Loading dock problems

Dean Street between Flatbush and Sixth avenues
AYW points to significant problems at the loading dock, on Dean Street between Flatbush and Sixth avenues, with a short turning radius and no place to queue:
AYW has documented southbound trucks reaching Dean Street where the loading dock is located by making an illegal left turn off of Flatbush Avenue. In order to obey NYC truck regulations, trucks bearing south will enter Dean Street from Flatbush via 5th Avenue, meaning they will have to turn around the triangle in that location. Some truck drivers have told AYW that they have driven down Dean Street from 6th Avenue to Vanderbilt (illegal for trucks) because they have difficulty making the turn at 6th Avenue. Likewise, at least at this time some trucks have difficulty making the turn out of the loading dock without passing over the sidewalk. To the right is a large truck on September 15th passing over a sidewalk a few feet from residences. The fresh damage to the tree was not caused by this truck, but likely another truck doing the same manuever. Some, but not all of these problems may be because construction of the arena is still ongoing while arena preparations are underway.
It's also not clear whether the three parking spaces along Dean Street directly across the loading dock, taken for construction purposes (to maintain the turning radius for truck deliveries), will be permanent.

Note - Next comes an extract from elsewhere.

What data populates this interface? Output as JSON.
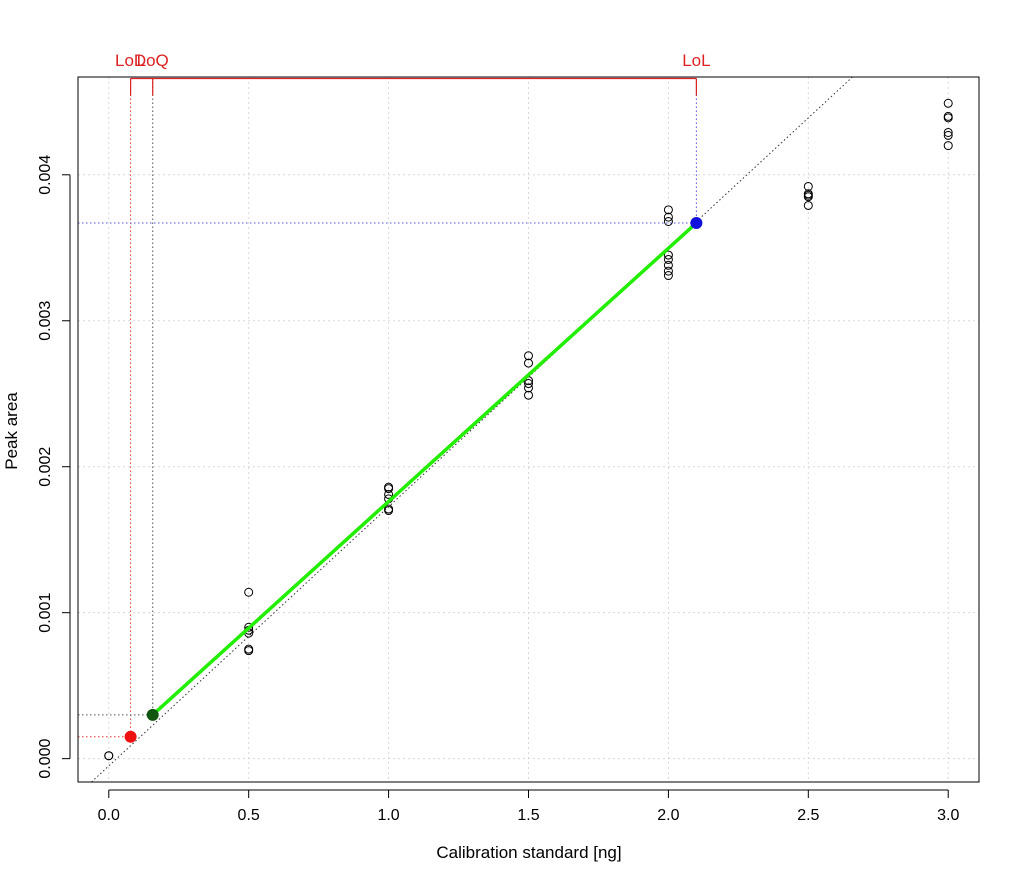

On the way to the loading dock

A video on AYW shows numerous violations: a truck parked in a lane against traffic on Sixth Avenue, which then drives against traffic onto Dean Street between Sixth and Flatbush to back into the arena (7:15). No flagger is visible. At 1:15, another truck drives down residential Dean Street where trucks are banned.



Dean Street squeeze

For much, much more, go to Atlantic Yards Watch. One more photo, from Aug. 24, with the description from AYW:
A truck in the bike lane is unloaded while other trucks queue on the south side of Dean Street. In the meantime another truck squeezes through the travel lane that remains. At this stage in the project many drivers are one-time visitors to the arena, and some are unfamiliar with driving in an urban setting. All drivers interviewed in the last three weeks state they are not given much information beyond the 620 Atlantic Avenue address.